2. $x$ and $y$ are not friends but are indirectly connected, meaning there is a sequence of $k \geq 1$ users, $u_1, \ldots , u_k,$ such that $x$ is friends with $u_1,$ $u_i$ is friends with $u_{i+1}$ for $1 \leq i < k,$ and $u_k$ is friends $\textrm{with}~ y$

3. $x$ and $y$ are not connected, directly or indirectly

Since the $n$ users of the Friendface platform are indexed $0, 1, \ldots , (n-1),$ the values $x$ and $y$ in each of the commands are numbers in this range.

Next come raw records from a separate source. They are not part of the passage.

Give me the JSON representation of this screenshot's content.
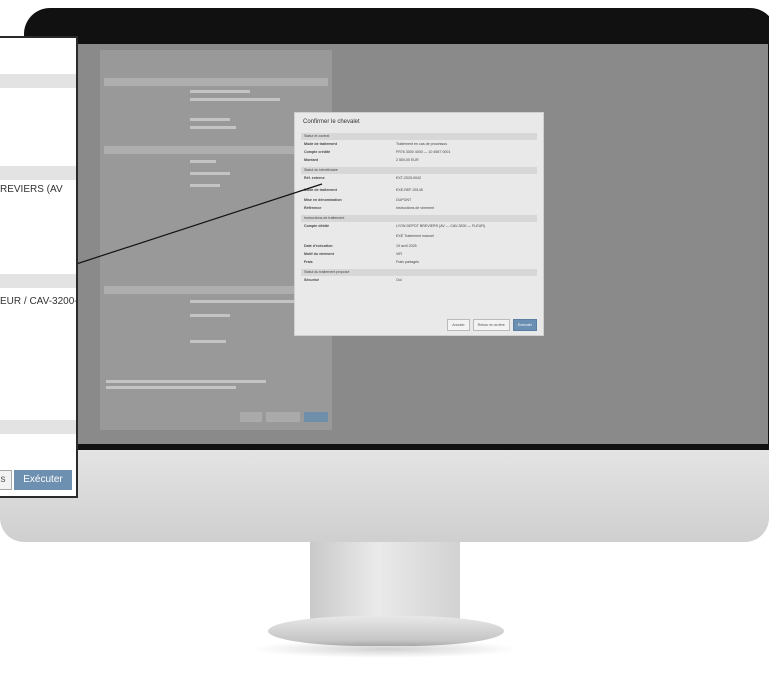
{
  "dialog": {
    "title": "Confirmer le chevalet",
    "sections": [
      "Statut et contrat",
      "Statut du bénéficiaire",
      "Instructions de traitement",
      "Statut du traitement proposé"
    ],
    "rows": [
      {
        "label": "Mode de traitement",
        "value": "Traitement en cas de processus"
      },
      {
        "label": "Compte crédité",
        "value": "FR76 3000 4000 — 10 4567 0001"
      },
      {
        "label": "Montant",
        "value": "2 500,00 EUR"
      },
      {
        "label": "Réf. externe",
        "value": "EXT-2025-0042"
      },
      {
        "label": "Mode de traitement",
        "value": "EXE-REF-00145"
      },
      {
        "label": "Mise en dénomination",
        "value": "DUPONT"
      },
      {
        "label": "Référence",
        "value": "Instructions de virement"
      },
      {
        "label": "Compte débité",
        "value": "LYON DEPOT BREVIERS (AV — CAV-3200 — FLEUR)"
      },
      {
        "label": "",
        "value": "EXÉ Traitement manuel"
      },
      {
        "label": "Date d'exécution",
        "value": "19 avril 2025"
      },
      {
        "label": "Motif du virement",
        "value": "VIR"
      },
      {
        "label": "Frais",
        "value": "Frais partagés"
      },
      {
        "label": "Sécurisé",
        "value": "Oui"
      }
    ],
    "buttons": [
      "Annuler",
      "Retour en arrière",
      "Exécuter"
    ]
  },
  "callout": {
    "text1": "REVIERS (AV",
    "text2": "EUR / CAV-3200-",
    "cancel_label": "s",
    "execute_label": "Exécuter"
  },
  "colors": {
    "primary_button": "#6d8fb0",
    "screen_background": "#8a8a8a",
    "monitor_frame": "#111111"
  }
}
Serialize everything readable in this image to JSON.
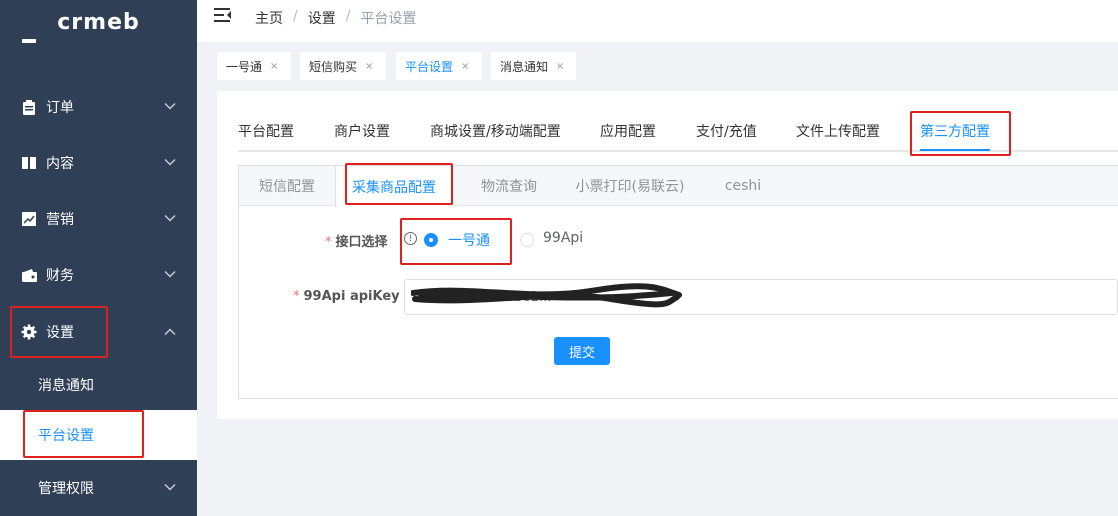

Can you complete this task, thereby increasing the already obscene net worth of Snark Muckleburg?

Input

The first line of input contains two space-separated integers, $n~ \textrm{and}~ m,$ the number of Friendface users and the number of commands you need to process, respectively $(2 \leq n \leq 200\, 000,$ $1 \leq m \leq 400\, 000).$ This is followed by $m$ lines, each containing a single command. The commands are the same as above, but given in a compact form. A line containing $\texttt{f}~ x~ y$ means that users $x$ and $y$ are now friends, and a line containing $\texttt{s}~ x~ y$ asks for the status of users $x$ and $y.$ In each case, $0 \leq x,y \leq (n-1),$ with $x \neq y,$ and consecutive elements in a command are separated by a single space. There is at least one $\texttt{s}~ x~ y$ command, and no two $\texttt{f}~ x~ y$ commands will involve the same pair of users.

Output

Note that the $m$ commands should be processed in order, from first to last. After reading a $\texttt{f}~ x~ y$ command, your program should print no output. After reading a $\texttt{s}~ x~ y$ command, your program should print a line containing either $x~ \texttt{+}~ y$ if $x$ and $y$ are friends, $x~ \texttt{-}~ y$ if $x$ and $y$ are not friends but are indirectly connected by a path of friends as described above, or $x~ \texttt{?}~ y$ if $x$ and $y$ are not directly or indirectly connected. Separate consecutive elements in each line of output by a single space. In each case, the status of $x$ and $y$ is based on the commands processed so far.

3 6
f 0 1
s 0 1
s 1 2
f 2 1
s 1 2
s 0 2

0 + 1
1 ? 2
1 + 2
0 - 2

8 16
f 0 1
s 0 7
f 1 2
s 1 2
f 2 3
s 0 3
f 3 0
s 0 3
f 4 5
f 5 6
s 0 6
f 6 7
s 0 7
f 7 4
f 3 4
s 0 7

0 ? 7
1 + 2
0 - 3
0 + 3
0 ? 6
0 ? 7
0 - 7